The man looked out beyond us. ‘A goin’ to rain,’ he said.
‘Well, yes, perhaps, but …’ said Morley. ‘Anyway, don’t let us interrupt you.’
‘It’s my elevener,’ said the man.
‘Would that be a Sussex churdle, might I ask?’
‘Would be and is,’ said the man.
‘Liver and bacon?’ asked Morley.
‘And apple,’ said the man.
‘And do I detect sage?’ Morley sniffed.
‘Bit reeky?’ said the man, sniffing at the churdle and then producing a well-used handkerchief from his apron pocket and placing it carefully over the half-eaten pie.
‘There. Now, can I help you?’
‘Is it Mr Walter?’ asked Morley.
‘It is.’
(And I will tell you what I thought then, to my shame. I thought, this – a man eating a churdle – does not look like a man whose daughter has been murdered. I’m ashamed now even to admit it, years later, to admit that what I expected to find was a grieving man, whatever that might be, for a man or a woman who has suffered such a terrible loss, what are they supposed to look like? How are they supposed to behave? This is one of the great lies of literature, actually, one of its many illusory promis
es: that people can be read and understood, that they will appear as they truly are, or at least if interpreted rightly. If I learned one thing working with Morley for all those years, producing all those words together, all those millions of words of seeking and understanding, it is this: that literature is a gigantic, terrible lie. No human can tell another human’s story. No place, no person, no face ever fully reveals itself. And it is a disgusting assumption, actually, that they should, like assuming that a man whose daughter has been murdered will always and should always look like a man whose daughter has been murdered. Mr Walter that morning looked like nothing so much as a man hunched in the cold, in the corner of a shop, eating a Sussex churdle.)
‘Excellent!’ continued Morley, who always took people and places at face value. ‘I am looking for a trug.’

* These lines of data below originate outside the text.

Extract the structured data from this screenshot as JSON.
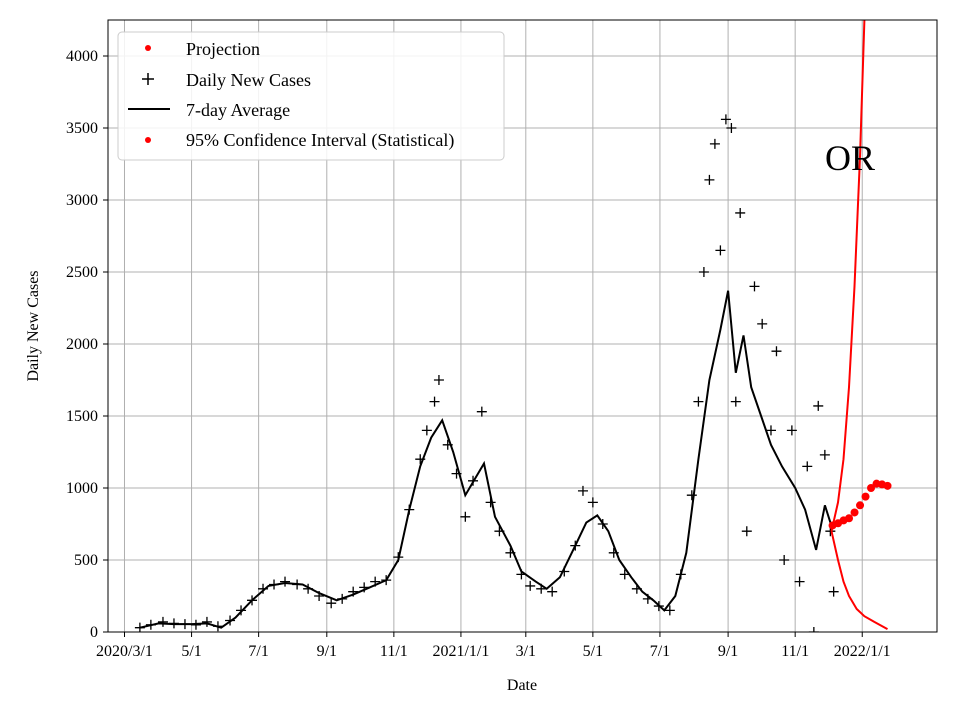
{
  "chart_data": {
    "type": "line",
    "xlabel": "Date",
    "ylabel": "Daily New Cases",
    "xlim": [
      "2020-02-15",
      "2022-03-10"
    ],
    "ylim": [
      0,
      4250
    ],
    "grid": true,
    "legend_position": "top-left",
    "x_ticks": [
      {
        "date": "2020-03-01",
        "label": "2020/3/1"
      },
      {
        "date": "2020-05-01",
        "label": "5/1"
      },
      {
        "date": "2020-07-01",
        "label": "7/1"
      },
      {
        "date": "2020-09-01",
        "label": "9/1"
      },
      {
        "date": "2020-11-01",
        "label": "11/1"
      },
      {
        "date": "2021-01-01",
        "label": "2021/1/1"
      },
      {
        "date": "2021-03-01",
        "label": "3/1"
      },
      {
        "date": "2021-05-01",
        "label": "5/1"
      },
      {
        "date": "2021-07-01",
        "label": "7/1"
      },
      {
        "date": "2021-09-01",
        "label": "9/1"
      },
      {
        "date": "2021-11-01",
        "label": "11/1"
      },
      {
        "date": "2022-01-01",
        "label": "2022/1/1"
      }
    ],
    "y_ticks": [
      {
        "value": 0,
        "label": "0"
      },
      {
        "value": 500,
        "label": "500"
      },
      {
        "value": 1000,
        "label": "1000"
      },
      {
        "value": 1500,
        "label": "1500"
      },
      {
        "value": 2000,
        "label": "2000"
      },
      {
        "value": 2500,
        "label": "2500"
      },
      {
        "value": 3000,
        "label": "3000"
      },
      {
        "value": 3500,
        "label": "3500"
      },
      {
        "value": 4000,
        "label": "4000"
      }
    ],
    "annotation": {
      "text": "OR"
    },
    "legend": [
      {
        "label": "Projection",
        "marker": "dot",
        "color": "#ff0000"
      },
      {
        "label": "Daily New Cases",
        "marker": "plus",
        "color": "#000000"
      },
      {
        "label": "7-day Average",
        "marker": "line",
        "color": "#000000"
      },
      {
        "label": "95% Confidence Interval (Statistical)",
        "marker": "dot",
        "color": "#ff0000"
      }
    ],
    "series": [
      {
        "name": "7-day Average",
        "color": "#000000",
        "points": [
          [
            "2020-03-15",
            30
          ],
          [
            "2020-04-01",
            60
          ],
          [
            "2020-04-15",
            55
          ],
          [
            "2020-05-01",
            55
          ],
          [
            "2020-05-15",
            60
          ],
          [
            "2020-05-28",
            30
          ],
          [
            "2020-06-10",
            100
          ],
          [
            "2020-06-25",
            220
          ],
          [
            "2020-07-10",
            320
          ],
          [
            "2020-07-25",
            340
          ],
          [
            "2020-08-10",
            330
          ],
          [
            "2020-08-25",
            270
          ],
          [
            "2020-09-10",
            220
          ],
          [
            "2020-09-25",
            260
          ],
          [
            "2020-10-10",
            310
          ],
          [
            "2020-10-25",
            360
          ],
          [
            "2020-11-05",
            500
          ],
          [
            "2020-11-15",
            850
          ],
          [
            "2020-11-25",
            1150
          ],
          [
            "2020-12-05",
            1350
          ],
          [
            "2020-12-15",
            1470
          ],
          [
            "2020-12-25",
            1250
          ],
          [
            "2021-01-05",
            950
          ],
          [
            "2021-01-15",
            1080
          ],
          [
            "2021-01-22",
            1170
          ],
          [
            "2021-02-01",
            800
          ],
          [
            "2021-02-15",
            600
          ],
          [
            "2021-02-25",
            420
          ],
          [
            "2021-03-10",
            350
          ],
          [
            "2021-03-20",
            300
          ],
          [
            "2021-04-01",
            380
          ],
          [
            "2021-04-15",
            600
          ],
          [
            "2021-04-25",
            760
          ],
          [
            "2021-05-05",
            810
          ],
          [
            "2021-05-15",
            700
          ],
          [
            "2021-05-25",
            500
          ],
          [
            "2021-06-05",
            380
          ],
          [
            "2021-06-15",
            280
          ],
          [
            "2021-06-25",
            220
          ],
          [
            "2021-07-05",
            150
          ],
          [
            "2021-07-15",
            250
          ],
          [
            "2021-07-25",
            550
          ],
          [
            "2021-08-05",
            1200
          ],
          [
            "2021-08-15",
            1750
          ],
          [
            "2021-08-25",
            2100
          ],
          [
            "2021-09-01",
            2370
          ],
          [
            "2021-09-08",
            1800
          ],
          [
            "2021-09-15",
            2060
          ],
          [
            "2021-09-22",
            1700
          ],
          [
            "2021-10-01",
            1500
          ],
          [
            "2021-10-10",
            1300
          ],
          [
            "2021-10-20",
            1150
          ],
          [
            "2021-11-01",
            1000
          ],
          [
            "2021-11-10",
            850
          ],
          [
            "2021-11-20",
            570
          ],
          [
            "2021-11-28",
            880
          ],
          [
            "2021-12-03",
            760
          ]
        ]
      },
      {
        "name": "Daily New Cases",
        "color": "#000000",
        "points": [
          [
            "2020-03-15",
            30
          ],
          [
            "2020-03-25",
            50
          ],
          [
            "2020-04-05",
            70
          ],
          [
            "2020-04-15",
            60
          ],
          [
            "2020-04-25",
            55
          ],
          [
            "2020-05-05",
            50
          ],
          [
            "2020-05-15",
            70
          ],
          [
            "2020-05-25",
            40
          ],
          [
            "2020-06-05",
            80
          ],
          [
            "2020-06-15",
            150
          ],
          [
            "2020-06-25",
            220
          ],
          [
            "2020-07-05",
            300
          ],
          [
            "2020-07-15",
            330
          ],
          [
            "2020-07-25",
            350
          ],
          [
            "2020-08-05",
            330
          ],
          [
            "2020-08-15",
            300
          ],
          [
            "2020-08-25",
            250
          ],
          [
            "2020-09-05",
            200
          ],
          [
            "2020-09-15",
            230
          ],
          [
            "2020-09-25",
            280
          ],
          [
            "2020-10-05",
            310
          ],
          [
            "2020-10-15",
            350
          ],
          [
            "2020-10-25",
            360
          ],
          [
            "2020-11-05",
            520
          ],
          [
            "2020-11-15",
            850
          ],
          [
            "2020-11-25",
            1200
          ],
          [
            "2020-12-01",
            1400
          ],
          [
            "2020-12-08",
            1600
          ],
          [
            "2020-12-12",
            1750
          ],
          [
            "2020-12-20",
            1300
          ],
          [
            "2020-12-28",
            1100
          ],
          [
            "2021-01-05",
            800
          ],
          [
            "2021-01-12",
            1050
          ],
          [
            "2021-01-20",
            1530
          ],
          [
            "2021-01-28",
            900
          ],
          [
            "2021-02-05",
            700
          ],
          [
            "2021-02-15",
            550
          ],
          [
            "2021-02-25",
            400
          ],
          [
            "2021-03-05",
            320
          ],
          [
            "2021-03-15",
            300
          ],
          [
            "2021-03-25",
            280
          ],
          [
            "2021-04-05",
            420
          ],
          [
            "2021-04-15",
            600
          ],
          [
            "2021-04-22",
            980
          ],
          [
            "2021-05-01",
            900
          ],
          [
            "2021-05-10",
            750
          ],
          [
            "2021-05-20",
            550
          ],
          [
            "2021-05-30",
            400
          ],
          [
            "2021-06-10",
            300
          ],
          [
            "2021-06-20",
            230
          ],
          [
            "2021-06-30",
            180
          ],
          [
            "2021-07-10",
            150
          ],
          [
            "2021-07-20",
            400
          ],
          [
            "2021-07-30",
            950
          ],
          [
            "2021-08-05",
            1600
          ],
          [
            "2021-08-10",
            2500
          ],
          [
            "2021-08-15",
            3140
          ],
          [
            "2021-08-20",
            3390
          ],
          [
            "2021-08-25",
            2650
          ],
          [
            "2021-08-30",
            3560
          ],
          [
            "2021-09-04",
            3500
          ],
          [
            "2021-09-08",
            1600
          ],
          [
            "2021-09-12",
            2910
          ],
          [
            "2021-09-18",
            700
          ],
          [
            "2021-09-25",
            2400
          ],
          [
            "2021-10-02",
            2140
          ],
          [
            "2021-10-10",
            1400
          ],
          [
            "2021-10-15",
            1950
          ],
          [
            "2021-10-22",
            500
          ],
          [
            "2021-10-29",
            1400
          ],
          [
            "2021-11-05",
            350
          ],
          [
            "2021-11-12",
            1150
          ],
          [
            "2021-11-18",
            0
          ],
          [
            "2021-11-22",
            1570
          ],
          [
            "2021-11-28",
            1230
          ],
          [
            "2021-12-03",
            700
          ],
          [
            "2021-12-06",
            280
          ]
        ]
      },
      {
        "name": "Projection",
        "color": "#ff0000",
        "points": [
          [
            "2021-12-05",
            740
          ],
          [
            "2021-12-10",
            755
          ],
          [
            "2021-12-15",
            775
          ],
          [
            "2021-12-20",
            790
          ],
          [
            "2021-12-25",
            830
          ],
          [
            "2021-12-30",
            880
          ],
          [
            "2022-01-04",
            940
          ],
          [
            "2022-01-09",
            1000
          ],
          [
            "2022-01-14",
            1030
          ],
          [
            "2022-01-19",
            1025
          ],
          [
            "2022-01-24",
            1015
          ]
        ]
      },
      {
        "name": "95% Confidence Interval (Statistical)",
        "color": "#ff0000",
        "upper": [
          [
            "2021-12-04",
            700
          ],
          [
            "2021-12-10",
            900
          ],
          [
            "2021-12-15",
            1200
          ],
          [
            "2021-12-20",
            1700
          ],
          [
            "2021-12-25",
            2400
          ],
          [
            "2021-12-30",
            3300
          ],
          [
            "2022-01-03",
            4250
          ]
        ],
        "lower": [
          [
            "2021-12-04",
            700
          ],
          [
            "2021-12-10",
            500
          ],
          [
            "2021-12-15",
            350
          ],
          [
            "2021-12-20",
            250
          ],
          [
            "2021-12-27",
            160
          ],
          [
            "2022-01-03",
            110
          ],
          [
            "2022-01-12",
            70
          ],
          [
            "2022-01-24",
            20
          ]
        ]
      }
    ]
  }
}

Mr Walter simply raised an eyebrow and gestured towards his amazing stock, as if to say, are you blind, or stupid, or both?
‘Which size?’ he asked.
‘About …’ Morley stretched out his arms.
‘We’ve got everything from a pint up to a bushel, sir.’
‘Something in between a pint and a bushel, I would have thought.’

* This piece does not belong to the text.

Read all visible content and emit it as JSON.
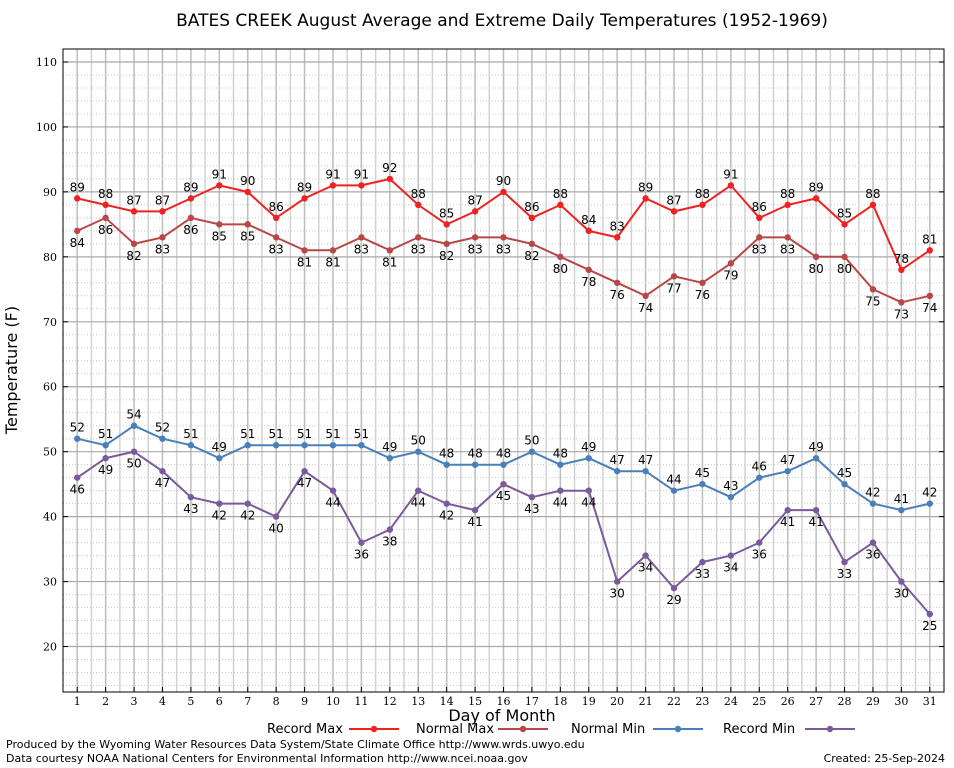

‘A number 6 or a number 7 then.’
He pointed up to a range of what were, apparently, number 6s and number 7s.
‘And they’re all willow and chestnut?’ asked Morley.

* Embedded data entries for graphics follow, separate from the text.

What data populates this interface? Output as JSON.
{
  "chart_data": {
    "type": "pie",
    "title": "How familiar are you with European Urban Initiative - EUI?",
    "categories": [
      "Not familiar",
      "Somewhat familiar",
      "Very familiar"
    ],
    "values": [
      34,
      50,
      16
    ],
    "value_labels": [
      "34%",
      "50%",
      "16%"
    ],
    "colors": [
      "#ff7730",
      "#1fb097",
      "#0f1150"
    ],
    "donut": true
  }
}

‘That’s what a trug’s made from, sir, yes.’
He got up slowly and brought down a couple of trugs from their hooks.
‘And where do you get your willow, may I ask?’ said Morley.
‘From the marsh,’ said Mr Walter.
‘Of course,’ said Morley. ‘The marsh.’
‘And the handle and the rim are sweet chestnut there. That’s the traditional method. Willow strips, chestnut frame and trim.’
‘Yes,’ said Morley, holding the admittedly very fine trug that Mr Walter had handed him. ‘Very fine, sir. Very fine indeed.’
‘We do all different shapes, as you can see, as well as different sizes.’